Konflik antara Babe dan Mandra menjadi hiburan kita, karena diramu dalam dialog-dialog dan ekspresi kocak. Kurang greget rasanya jika mereka adem ayem saja. Tapi bayangkan jika Babe dan Mandra adalah dua orang yang benar-benar ada dalam kehidupan kita, entah personal maupun profesional. Setiap dari kita bahkan mungkin pernah merasa menemukan sparing partner bersitegang dalam pekerjaan. Herannya, ada tokoh mirip Mak Nyak yang bisa aman-aman saja berkomunikasi dan
bekerjasama dengan mereka. Dan ini membuat kita entah mempertanyakan mengapa tokoh ini mau dan bisa bekerjasama dengan si biang onar (versi kita), atau mengagumi ketabahannya menghadapi cobaan berat (lagi-lagi versi kita). Mana yang benar?
Sering kali kita menyebut mereka yang tidak cocok dengan gaya kita, sebagai orang sulit, tidak menyenangkan, menyebalkan, tidak bisa diajak kerjasama, dan lain sebagainya. Terlalu lambat,
terlalu penakut, ribet, dan alasan-alasan lainnya. Namun jika memang mereka – katakanlah secara ekstrim – sebrengsek itu, mengapa orang lain bisa menjadi partner yang baik bagi mereka? Siapa yang salah? Atau, apa yang salah?
Secara tidak sadar, kita lebih mudah dekat dan berinteraksi dengan mereka yang mirip dengan kita. Memiliki motivasi yang serupa dengan kita. Mereka yang sangat peduli pada perasaan orang lain akan merasa tenang berinteraksi dengan mereka yang perhatian dan mau mendengarkan. Sebaliknya, merasa kurang nyaman dalam satu tim dengan mereka yang terus mendorong, mengejar target, meminta update pencapaian bahkan hingga setelah jam kerja, dan sebagainya. Berlaku vice versa – juga sebaliknya.
Tidak ada yang salah dalam hal ini. Tidak salah jika merasa sulit akur dengan seorang yang berbeda gaya dari kita. Tidak salah pula jika merasa nyaman berinteraksi dengan tipe tertentu manusia.
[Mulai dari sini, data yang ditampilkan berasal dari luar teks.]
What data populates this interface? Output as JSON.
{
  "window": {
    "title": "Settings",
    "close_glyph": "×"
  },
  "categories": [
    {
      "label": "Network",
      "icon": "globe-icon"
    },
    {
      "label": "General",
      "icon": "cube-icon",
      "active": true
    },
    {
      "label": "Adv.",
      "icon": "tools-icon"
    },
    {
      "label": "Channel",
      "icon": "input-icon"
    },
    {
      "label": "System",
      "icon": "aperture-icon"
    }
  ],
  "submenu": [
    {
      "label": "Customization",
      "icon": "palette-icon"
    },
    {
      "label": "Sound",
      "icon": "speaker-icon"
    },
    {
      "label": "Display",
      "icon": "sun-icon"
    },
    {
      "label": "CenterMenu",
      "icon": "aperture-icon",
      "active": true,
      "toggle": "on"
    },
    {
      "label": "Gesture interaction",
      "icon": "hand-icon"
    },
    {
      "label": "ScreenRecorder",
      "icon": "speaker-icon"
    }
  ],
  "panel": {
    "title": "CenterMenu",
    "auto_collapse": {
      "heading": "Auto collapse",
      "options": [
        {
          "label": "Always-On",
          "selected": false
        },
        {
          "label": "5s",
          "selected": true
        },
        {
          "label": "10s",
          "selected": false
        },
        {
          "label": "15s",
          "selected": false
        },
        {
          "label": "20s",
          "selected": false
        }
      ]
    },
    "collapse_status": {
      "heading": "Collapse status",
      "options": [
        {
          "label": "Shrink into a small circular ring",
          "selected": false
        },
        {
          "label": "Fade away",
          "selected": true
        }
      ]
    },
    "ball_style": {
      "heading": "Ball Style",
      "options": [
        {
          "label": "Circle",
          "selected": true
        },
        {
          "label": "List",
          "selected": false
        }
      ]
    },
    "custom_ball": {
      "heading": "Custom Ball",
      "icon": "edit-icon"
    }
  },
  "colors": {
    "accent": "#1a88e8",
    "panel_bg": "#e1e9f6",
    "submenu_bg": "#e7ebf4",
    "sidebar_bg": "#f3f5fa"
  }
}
Namun akan menjadi sangat salah jika kita kemudian lantas berkeras untuk hanya berinteraksi, bekerjasama dengan satu tipe itu saja. Berkeras untuk tidak berusaha melakukan sesuatu untuk membangun komunikasi yang lebih baik, berkeras untuk tetap “menjadi diri kita” saat menghadapi mereka.
Mari mencoba melihat sosok yang bisa berinteraksi dengan mereka dan dengan kita. Apa yang selama ini mereka lakukan? Jika kita mau secara jujur mengamati dan memberi penilaian, kita akan melihat bahwa mereka “hanya” menyesuaikan diri saat harus
berinteraksi dengan tiap orang berbeda. Bukan, mereka bukan sosok yang dalam dunia gosip kerja sering disebut sebagai si ‘pintar cari muka’. Mereka adalah orang-orang yang tahu bagaimana menempatkan dirinya, dan tidak kaku saat harus menghadapi orang lain. Mereka mengenali apa yang sebaiknya dilakukan dan tidak dilakukan agar komunikasi dengan beberapa orang tertentu berjalan lancar. Pada intinya, mereka akur dengan banyak orang karena mereka memutuskan untuk mengurangi ego untuk menang, dan menjadi lebih fleksibel. Sudahkah Anda coba lakukan ini?
Ketika dua orang dari gaya yang berbeda tidak akur, masalahnya seringkali bukan karena ketidakcocokan, tetapi karena kekakuan (ketidakmampuan menjadi fleksibel).